We next tested whether levels of phosphorylated Akt are reduced in lesional macrophages of p38afl/fl_LysM_Cre+/–Apoe–/– mice, as they were in cultured p38α-deficient macrophages. Using anti–phospho-Akt immunohistochemistry, we found that Akt was phosphorylated in both the intima and the media of p38afl/flApoe–/– control lesions (Figure 8A). Akt has previously been shown to function in both cytoplasmic and nuclear compartments (43, 44). While lesions from p38afl/fl_LysM_Cre+/–Apoe–/– mice also had numerous immunopositive cells in the media, there were fewer of these cells in the intima compared with control lesions (Figure 8A, arrows). Quantification of these observations revealed a 64% reduction in immunopositive nuclei within the intimal area (Figure 8B). We further characterized these lesions by testing whether phosphorylated Akt colocalized with macrophages in the intimal area of the lesion. As shown in Figure 8C, Akt phosphorylation was observed within and around the DAPI-stained nuclei and was markedly reduced in the p38afl/fl_LysM_Cre+/–Apoe–/– lesions. The phosphorylated Akt overlapped with areas positive for macrophages. However, there were areas of macrophage staining that did not overlap with Akt phosphorylation. These data suggest that not all macrophages in the intima have equally high levels of activated Akt. We conclude that p38α deficiency leads to reduced Akt activation in macrophage-rich intimal regions of atherosclerotic plaques.

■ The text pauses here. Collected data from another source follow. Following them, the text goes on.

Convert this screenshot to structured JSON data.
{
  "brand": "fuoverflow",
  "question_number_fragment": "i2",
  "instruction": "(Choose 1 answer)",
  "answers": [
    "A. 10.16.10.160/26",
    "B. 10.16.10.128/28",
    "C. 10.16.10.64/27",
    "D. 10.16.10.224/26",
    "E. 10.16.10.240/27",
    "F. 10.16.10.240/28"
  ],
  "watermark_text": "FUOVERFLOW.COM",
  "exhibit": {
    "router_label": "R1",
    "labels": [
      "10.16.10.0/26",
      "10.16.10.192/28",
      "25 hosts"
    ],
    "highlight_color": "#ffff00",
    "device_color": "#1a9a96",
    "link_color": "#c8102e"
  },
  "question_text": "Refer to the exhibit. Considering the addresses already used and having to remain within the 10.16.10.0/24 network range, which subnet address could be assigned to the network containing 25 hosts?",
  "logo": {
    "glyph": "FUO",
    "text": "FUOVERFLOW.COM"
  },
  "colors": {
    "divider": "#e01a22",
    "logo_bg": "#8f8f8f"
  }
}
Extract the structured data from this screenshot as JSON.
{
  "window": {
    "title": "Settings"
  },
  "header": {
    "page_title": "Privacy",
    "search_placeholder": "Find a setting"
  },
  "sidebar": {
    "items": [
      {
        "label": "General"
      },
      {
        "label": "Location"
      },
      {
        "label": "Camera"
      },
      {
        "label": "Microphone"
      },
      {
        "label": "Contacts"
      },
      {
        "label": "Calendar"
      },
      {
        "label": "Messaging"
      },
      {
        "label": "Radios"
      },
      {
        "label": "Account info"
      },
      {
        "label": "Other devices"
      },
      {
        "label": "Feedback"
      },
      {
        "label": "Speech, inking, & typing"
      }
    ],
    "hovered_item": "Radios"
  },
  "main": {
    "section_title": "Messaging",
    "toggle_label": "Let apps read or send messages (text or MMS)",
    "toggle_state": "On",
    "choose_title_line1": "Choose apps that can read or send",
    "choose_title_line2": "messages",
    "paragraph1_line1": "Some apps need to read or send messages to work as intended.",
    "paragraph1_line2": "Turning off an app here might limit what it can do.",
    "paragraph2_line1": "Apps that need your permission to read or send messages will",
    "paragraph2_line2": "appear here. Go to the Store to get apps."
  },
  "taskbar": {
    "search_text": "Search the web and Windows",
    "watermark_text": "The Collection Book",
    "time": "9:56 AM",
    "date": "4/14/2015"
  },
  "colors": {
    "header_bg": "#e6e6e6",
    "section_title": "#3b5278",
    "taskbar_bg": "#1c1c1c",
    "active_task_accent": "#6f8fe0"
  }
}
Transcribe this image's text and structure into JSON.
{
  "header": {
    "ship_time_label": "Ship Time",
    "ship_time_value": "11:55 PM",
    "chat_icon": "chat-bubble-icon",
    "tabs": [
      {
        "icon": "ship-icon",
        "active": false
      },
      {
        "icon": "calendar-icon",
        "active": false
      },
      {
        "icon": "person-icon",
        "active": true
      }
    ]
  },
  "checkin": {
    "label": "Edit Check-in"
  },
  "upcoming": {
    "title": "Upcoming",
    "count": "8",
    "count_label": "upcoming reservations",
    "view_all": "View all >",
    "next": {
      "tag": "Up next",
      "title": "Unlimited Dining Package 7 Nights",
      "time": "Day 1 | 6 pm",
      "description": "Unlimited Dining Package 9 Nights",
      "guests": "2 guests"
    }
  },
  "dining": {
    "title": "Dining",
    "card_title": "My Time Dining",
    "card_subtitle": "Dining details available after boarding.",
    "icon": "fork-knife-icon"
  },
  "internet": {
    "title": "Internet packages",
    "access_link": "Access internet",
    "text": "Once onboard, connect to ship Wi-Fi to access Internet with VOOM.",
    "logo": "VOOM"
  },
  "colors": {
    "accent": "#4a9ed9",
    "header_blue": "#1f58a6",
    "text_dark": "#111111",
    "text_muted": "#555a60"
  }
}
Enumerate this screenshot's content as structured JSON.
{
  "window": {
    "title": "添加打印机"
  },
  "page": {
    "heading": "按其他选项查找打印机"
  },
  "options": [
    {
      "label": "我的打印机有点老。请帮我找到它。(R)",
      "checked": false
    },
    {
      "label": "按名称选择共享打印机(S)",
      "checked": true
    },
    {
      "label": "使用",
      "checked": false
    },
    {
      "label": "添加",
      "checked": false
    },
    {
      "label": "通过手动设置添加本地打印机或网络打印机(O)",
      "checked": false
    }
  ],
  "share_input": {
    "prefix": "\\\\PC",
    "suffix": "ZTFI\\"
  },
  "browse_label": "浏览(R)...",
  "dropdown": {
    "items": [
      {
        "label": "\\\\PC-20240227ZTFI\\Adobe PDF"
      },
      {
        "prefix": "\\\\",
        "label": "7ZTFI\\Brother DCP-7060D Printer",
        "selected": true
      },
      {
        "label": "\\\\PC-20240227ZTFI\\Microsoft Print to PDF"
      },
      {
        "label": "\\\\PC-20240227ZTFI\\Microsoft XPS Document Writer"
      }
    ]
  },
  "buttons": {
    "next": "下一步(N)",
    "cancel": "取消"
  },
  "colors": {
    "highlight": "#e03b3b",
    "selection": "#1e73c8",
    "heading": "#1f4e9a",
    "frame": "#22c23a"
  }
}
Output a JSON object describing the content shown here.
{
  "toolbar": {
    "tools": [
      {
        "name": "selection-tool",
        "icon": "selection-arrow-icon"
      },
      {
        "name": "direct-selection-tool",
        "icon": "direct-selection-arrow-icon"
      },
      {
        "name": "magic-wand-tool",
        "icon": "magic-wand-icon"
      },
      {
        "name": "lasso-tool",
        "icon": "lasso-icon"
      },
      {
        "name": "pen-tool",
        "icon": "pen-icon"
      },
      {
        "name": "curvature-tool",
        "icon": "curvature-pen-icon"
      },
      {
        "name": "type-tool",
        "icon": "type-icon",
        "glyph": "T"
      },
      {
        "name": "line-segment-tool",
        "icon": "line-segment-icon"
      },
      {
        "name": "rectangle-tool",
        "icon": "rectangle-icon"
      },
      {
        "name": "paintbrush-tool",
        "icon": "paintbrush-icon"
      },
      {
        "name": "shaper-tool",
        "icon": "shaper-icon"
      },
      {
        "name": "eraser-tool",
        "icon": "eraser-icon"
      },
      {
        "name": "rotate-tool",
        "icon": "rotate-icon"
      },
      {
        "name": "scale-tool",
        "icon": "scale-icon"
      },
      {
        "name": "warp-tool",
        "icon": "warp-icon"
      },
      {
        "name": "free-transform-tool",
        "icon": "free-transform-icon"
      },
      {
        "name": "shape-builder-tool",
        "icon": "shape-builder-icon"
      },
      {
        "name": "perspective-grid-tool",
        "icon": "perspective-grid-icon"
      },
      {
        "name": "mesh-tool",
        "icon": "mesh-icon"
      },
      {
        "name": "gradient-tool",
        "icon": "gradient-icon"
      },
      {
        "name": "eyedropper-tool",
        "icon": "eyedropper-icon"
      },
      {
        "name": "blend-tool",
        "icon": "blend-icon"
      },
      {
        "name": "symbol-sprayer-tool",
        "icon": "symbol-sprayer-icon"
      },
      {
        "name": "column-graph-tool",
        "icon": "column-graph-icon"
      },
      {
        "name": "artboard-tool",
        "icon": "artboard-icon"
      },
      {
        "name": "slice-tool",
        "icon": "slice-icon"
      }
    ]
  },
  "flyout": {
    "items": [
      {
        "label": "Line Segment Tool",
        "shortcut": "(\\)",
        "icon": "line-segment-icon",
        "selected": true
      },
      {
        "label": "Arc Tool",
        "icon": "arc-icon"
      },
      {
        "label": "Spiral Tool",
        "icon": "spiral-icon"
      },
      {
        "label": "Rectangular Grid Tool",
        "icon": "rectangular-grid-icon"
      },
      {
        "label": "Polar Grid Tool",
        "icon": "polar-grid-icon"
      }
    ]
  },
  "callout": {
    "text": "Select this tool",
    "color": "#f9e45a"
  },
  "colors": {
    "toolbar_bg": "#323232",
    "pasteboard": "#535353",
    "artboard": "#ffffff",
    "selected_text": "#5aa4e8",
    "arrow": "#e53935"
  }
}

Akt phosphorylation is suppressed by macrophage p38α deficiency in vivo.Figure 8

Akt phosphorylation is suppressed by macrophage p38α deficiency in vivo. (A) Sections from the proximal aorta were stained for immunohistochemistry with an antibody against activated phosphorylated Ser473-Akt or an IgG control antibody. Medial and intimal areas are indicated. Areas within dotted outlines were enlarged to show the phosphorylated Akt–immunopositive nuclei in the intimal area (arrows). (B) Immunopositive nuclei were quantified in the intimal areas of the lesions from duplicate stained sections and averaged. Data are expressed as the total number of immunopositive nuclei per total lesion area (n = 4 per genotype). *P < 0.05 versus p38afl/flApoe–/–, Mann-Whitney U test). (C) Mouse lesions were also stained for phosphorylated Akt by immunofluorescence or for macrophages in adjacent sections. Shown are representative images of phosphorylated Akt (green) or macrophage staining (red) overlaid with DAPI-stained nuclei. Scale bars: 50 μm.